Unconventional Upbringings: Yes, They Work

My family is unconventional, to say the least. In fact, while I was growing up, my parents called me a “social experiment,” because they never enforced traditional gender norms, nor did they impose any sort of religious influence. Growing up in Utah, I heard over and over again that those without religion were indecent, immoral, unethical, misguided, etc. But I was also immersed in a culture that highly supported a traditional family structure where, starting from a fairly young adult age, husbands would develop and commit to their careers while their wives had and raised multiple children. While I don’t have any major issues with the good things religion does for people – creating communities, reinforcing good ethical behaviors, implementing values – nor do I see any real problems with traditional family structures as long as they’re what people want, I would like to emphasize that such expectations don’t successfully apply to everyone. And despite my seemingly unusual upbringing, I believe I’ve turned out okay thanks to my mom and dad’s irregularities in parenting.

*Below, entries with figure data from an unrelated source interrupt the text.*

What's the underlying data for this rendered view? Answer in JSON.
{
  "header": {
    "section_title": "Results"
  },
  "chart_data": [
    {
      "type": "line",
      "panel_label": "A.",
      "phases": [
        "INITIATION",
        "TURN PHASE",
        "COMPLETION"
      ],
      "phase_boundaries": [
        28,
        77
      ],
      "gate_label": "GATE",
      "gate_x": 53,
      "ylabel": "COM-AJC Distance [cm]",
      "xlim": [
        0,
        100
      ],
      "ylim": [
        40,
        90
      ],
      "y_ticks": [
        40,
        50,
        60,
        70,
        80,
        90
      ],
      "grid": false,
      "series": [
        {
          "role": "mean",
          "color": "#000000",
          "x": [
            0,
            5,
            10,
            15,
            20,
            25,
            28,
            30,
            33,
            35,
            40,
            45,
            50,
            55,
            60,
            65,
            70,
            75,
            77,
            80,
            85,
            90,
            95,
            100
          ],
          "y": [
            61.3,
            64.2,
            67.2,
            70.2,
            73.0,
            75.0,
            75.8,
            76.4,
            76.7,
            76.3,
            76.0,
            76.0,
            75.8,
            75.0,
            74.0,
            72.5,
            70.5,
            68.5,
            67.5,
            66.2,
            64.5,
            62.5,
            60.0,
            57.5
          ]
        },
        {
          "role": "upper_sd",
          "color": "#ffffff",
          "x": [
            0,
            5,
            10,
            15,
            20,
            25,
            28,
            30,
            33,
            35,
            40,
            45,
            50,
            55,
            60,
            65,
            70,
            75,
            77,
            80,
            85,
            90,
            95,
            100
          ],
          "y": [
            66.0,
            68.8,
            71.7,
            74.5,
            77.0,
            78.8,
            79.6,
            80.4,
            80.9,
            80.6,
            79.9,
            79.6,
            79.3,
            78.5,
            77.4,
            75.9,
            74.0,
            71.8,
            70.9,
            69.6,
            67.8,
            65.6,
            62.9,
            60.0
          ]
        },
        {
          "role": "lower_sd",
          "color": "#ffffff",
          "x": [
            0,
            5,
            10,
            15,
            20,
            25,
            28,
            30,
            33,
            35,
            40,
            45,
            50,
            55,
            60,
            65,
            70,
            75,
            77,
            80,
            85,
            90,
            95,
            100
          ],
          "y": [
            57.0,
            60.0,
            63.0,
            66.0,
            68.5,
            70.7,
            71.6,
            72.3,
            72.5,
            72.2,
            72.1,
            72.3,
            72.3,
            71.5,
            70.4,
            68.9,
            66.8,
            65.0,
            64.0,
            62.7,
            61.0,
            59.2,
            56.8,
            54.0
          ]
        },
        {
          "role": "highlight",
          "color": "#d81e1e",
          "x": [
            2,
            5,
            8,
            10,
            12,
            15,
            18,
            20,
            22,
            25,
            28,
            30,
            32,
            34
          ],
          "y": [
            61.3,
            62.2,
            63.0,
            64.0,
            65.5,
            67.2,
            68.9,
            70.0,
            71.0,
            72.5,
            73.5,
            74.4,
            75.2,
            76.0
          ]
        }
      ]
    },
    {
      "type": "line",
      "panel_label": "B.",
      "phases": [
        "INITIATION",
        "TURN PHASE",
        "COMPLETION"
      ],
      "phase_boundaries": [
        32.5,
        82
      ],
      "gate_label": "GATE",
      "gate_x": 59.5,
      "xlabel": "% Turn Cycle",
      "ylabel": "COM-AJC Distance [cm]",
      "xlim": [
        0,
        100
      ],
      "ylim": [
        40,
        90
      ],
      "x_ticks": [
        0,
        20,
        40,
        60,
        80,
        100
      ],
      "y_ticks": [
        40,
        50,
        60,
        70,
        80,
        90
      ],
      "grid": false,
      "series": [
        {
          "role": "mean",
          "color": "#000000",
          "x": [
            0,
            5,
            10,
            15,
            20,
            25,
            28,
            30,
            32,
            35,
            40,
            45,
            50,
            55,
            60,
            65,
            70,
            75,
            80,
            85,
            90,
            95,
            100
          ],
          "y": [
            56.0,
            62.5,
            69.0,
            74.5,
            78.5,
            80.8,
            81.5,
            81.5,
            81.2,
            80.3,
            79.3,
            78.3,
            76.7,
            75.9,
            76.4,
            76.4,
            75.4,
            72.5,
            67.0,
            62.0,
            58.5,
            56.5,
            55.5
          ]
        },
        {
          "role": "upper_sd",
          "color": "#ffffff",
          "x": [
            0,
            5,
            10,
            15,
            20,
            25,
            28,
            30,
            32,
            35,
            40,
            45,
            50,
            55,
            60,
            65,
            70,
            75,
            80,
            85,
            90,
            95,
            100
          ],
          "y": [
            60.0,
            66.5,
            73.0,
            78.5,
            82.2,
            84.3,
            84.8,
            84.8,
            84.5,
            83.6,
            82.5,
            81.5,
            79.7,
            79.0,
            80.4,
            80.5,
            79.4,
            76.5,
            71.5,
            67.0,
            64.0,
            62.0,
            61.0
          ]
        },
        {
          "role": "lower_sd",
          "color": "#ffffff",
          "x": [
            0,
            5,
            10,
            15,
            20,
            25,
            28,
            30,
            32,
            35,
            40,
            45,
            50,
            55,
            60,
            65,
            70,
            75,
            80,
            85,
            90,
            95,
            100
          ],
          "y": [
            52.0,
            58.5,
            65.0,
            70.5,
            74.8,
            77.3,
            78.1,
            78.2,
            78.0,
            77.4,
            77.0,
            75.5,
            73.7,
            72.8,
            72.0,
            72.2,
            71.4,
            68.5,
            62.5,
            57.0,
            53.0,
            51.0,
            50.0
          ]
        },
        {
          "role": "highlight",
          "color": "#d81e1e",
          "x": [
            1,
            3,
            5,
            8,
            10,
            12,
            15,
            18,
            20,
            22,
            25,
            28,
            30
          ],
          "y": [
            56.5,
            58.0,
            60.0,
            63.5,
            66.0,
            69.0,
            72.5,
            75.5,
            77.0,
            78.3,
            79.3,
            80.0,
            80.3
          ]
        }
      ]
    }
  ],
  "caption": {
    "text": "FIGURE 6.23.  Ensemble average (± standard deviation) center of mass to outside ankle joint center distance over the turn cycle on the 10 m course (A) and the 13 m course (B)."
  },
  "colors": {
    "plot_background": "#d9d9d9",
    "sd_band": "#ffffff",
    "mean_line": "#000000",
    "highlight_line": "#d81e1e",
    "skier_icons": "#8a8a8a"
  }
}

My mom grew up Catholic, and my dad grew up Mormon – each in a household that held traditional religious and family expectations. And it seemed to work for their families. But as my mom got older, going through a chemical engineering degree and then through medical school, she began to drift away from her Catholic upbringing. Additionally, while my dad went to Brigham Young University, and also served an LDS mission, he later found out that he was having a hard time with the foundations of his religious background, its authorities, and the seemingly illogical and incoherent testimonial details it was built on.

So, when I was born, my parents mutually came to the decision to raise me religion-free. Throughout my childhood, their intentions were always to expose me to, and educate me on various religions and forms of spirituality in order to leave any relevant pursuits up to me. While I didn’t end up conforming to any one religion, I think the various exposures I had, and the overall acceptance my parents displayed for all religious backgrounds, including the one most common in our community, taught me some good things about how to be a good, understanding person without submitting myself to anything I didn’t particularly believe in.

Additionally, my mom has opposed traditional gender norms as long as I’ve known her, and long before that, I’m sure. She has always worked, focusing much of her live on her education and career. And while work has always been an extremely important thing to my dad and his identity, he and my mom have been able to compromise and take turns staying at home to look after me while I was growing up. My dad did most of the work at home when I was really young and my mom was finishing up her residency for medical school here at the U. Afterwards my dad continued to look after me while my mom started her professional career as an M.D. And down the road, when I started fifth grade, they were able to switch off while my mom made the transition into a less demanding career track as a physician.

My parents have shown me that while traditional structures can be good molds to consider when developing a structure for your life and family, it’s important to pay attention to what would be best given the circumstances that are specific to you and your loved ones. What works for you might not be what works for someone else. Maybe down the road, your husband has to learn to cook a thing or two for those nights you work late, maybe it’s okay for you to mow the lawn from time to time and maybe some of the local religious beliefs may coincide with where your moral compass leads while other components may not sit right with you. It’s taken me a long time to learn to trust myself to do the right thing for me, even if some people disapprove or don’t understand. So, these are just a couple examples to show that there is more than one right philosophy to stand by when going through life. Do what works for you, even if it doesn’t align with conventional norms.